Interestingly, the appendix covers many important aspects that are needed at a more advanced stage. Useful tools for the understanding of NMR are developed at appropriate stages. These include: the box notation for coherences, populations, density matrices and transitions; the origin of NMR spectra from individual coherence terms in the density matrix; origin of 2-D NMR signals as well as many important concepts in Fourier Transform NMR are described. The origins of relaxation enjoy a very readable and simplistic approach in the last chapter.

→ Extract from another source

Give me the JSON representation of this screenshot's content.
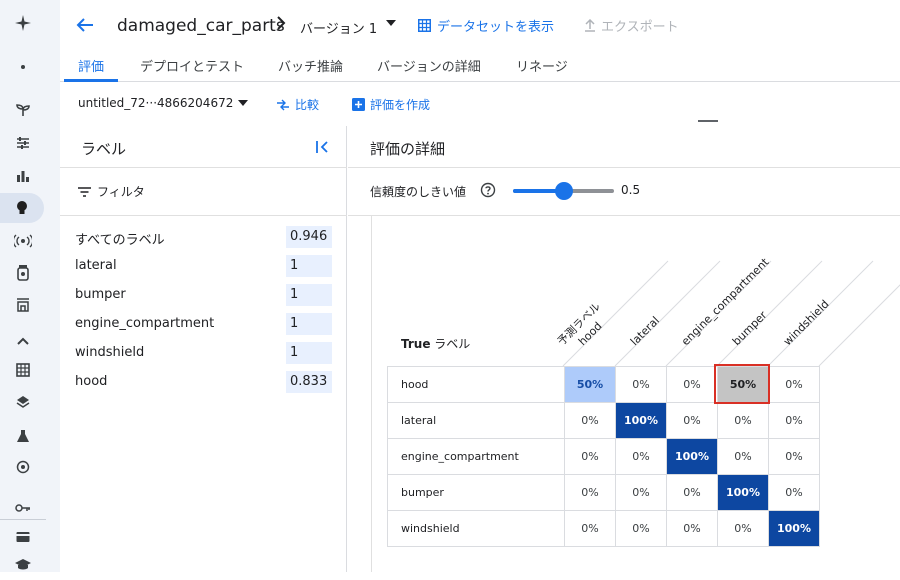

Whenever simplistic approximations are used, the author never claims of completeness or rigour. Distinction is made between terms that are physically correct and terms that are sometimes misleading, but enjoy widespread use in the NMR spectroscopy convention. The essential tools in quantum mechanics are outlined, product operator descriptions are used frequently and repetitively, that enhances understanding and provides more practice. Pictorial representations have been given where possible, a view-point beginners like myself find very useful.
One drawback, is a careful side-lining of the very important technique of using pulse-field gradients, although their cousin technique, named pulse-cycles is quite elaborately explained. I hope, the next issue of the book would also cover up this important technique.